For Indian startups, VivaTech 2026 can become a gateway to Europe and the wider global market. It will give young companies access to investors, enterprise customers, policy leaders and technology partners. For global companies, India’s pavilion will offer a view into a market that combines massive demand with deep engineering capability. For policymakers, it will show how digital innovation can be used for inclusive growth rather than only elite consumption.

India’s role as official AI country partner also carries strategic meaning.
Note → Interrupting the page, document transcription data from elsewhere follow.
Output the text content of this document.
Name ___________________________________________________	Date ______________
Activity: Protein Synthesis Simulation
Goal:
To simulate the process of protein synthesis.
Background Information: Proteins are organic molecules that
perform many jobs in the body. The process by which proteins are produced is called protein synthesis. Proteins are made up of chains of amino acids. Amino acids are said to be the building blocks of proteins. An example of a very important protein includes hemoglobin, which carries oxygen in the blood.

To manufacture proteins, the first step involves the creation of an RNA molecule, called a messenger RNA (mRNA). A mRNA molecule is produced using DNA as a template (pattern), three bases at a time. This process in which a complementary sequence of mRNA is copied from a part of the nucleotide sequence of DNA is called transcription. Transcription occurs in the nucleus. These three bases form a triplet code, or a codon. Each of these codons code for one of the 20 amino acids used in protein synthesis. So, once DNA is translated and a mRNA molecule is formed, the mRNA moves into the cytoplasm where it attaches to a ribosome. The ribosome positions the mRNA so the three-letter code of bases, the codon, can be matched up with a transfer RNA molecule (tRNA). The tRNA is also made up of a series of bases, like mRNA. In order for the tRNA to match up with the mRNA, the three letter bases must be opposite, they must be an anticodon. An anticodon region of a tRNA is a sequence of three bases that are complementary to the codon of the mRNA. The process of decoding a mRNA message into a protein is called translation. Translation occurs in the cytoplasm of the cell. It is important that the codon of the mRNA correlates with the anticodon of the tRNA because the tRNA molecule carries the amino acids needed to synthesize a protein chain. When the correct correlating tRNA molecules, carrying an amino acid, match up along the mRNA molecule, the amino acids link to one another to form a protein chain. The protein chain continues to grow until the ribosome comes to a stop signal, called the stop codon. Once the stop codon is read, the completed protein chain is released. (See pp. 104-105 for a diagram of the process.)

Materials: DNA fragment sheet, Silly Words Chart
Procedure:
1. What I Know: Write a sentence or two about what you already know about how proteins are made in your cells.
Artificial intelligence is now linked with economic power, national security, industrial competitiveness and diplomatic influence. Countries that lead in AI will influence the next generation of global systems. By taking a prominent position at VivaTech 2026, India is signalling that it intends to help shape this future.

The larger story is simple. India is no longer standing at the edge of the global technology conversation. It is entering the main stage with confidence, scale and purpose. VivaTech 2026 will give India an opportunity to show that its digital revolution is not limited to apps and startups. It is a national capability built on talent, public infrastructure, entrepreneurship and a belief that technology must serve people.

India’s message in Paris will be that the next phase of artificial intelligence should be intelligent, inclusive and human-centred. That is where India’s strength lies, and that is why its role at VivaTech 2026 matters.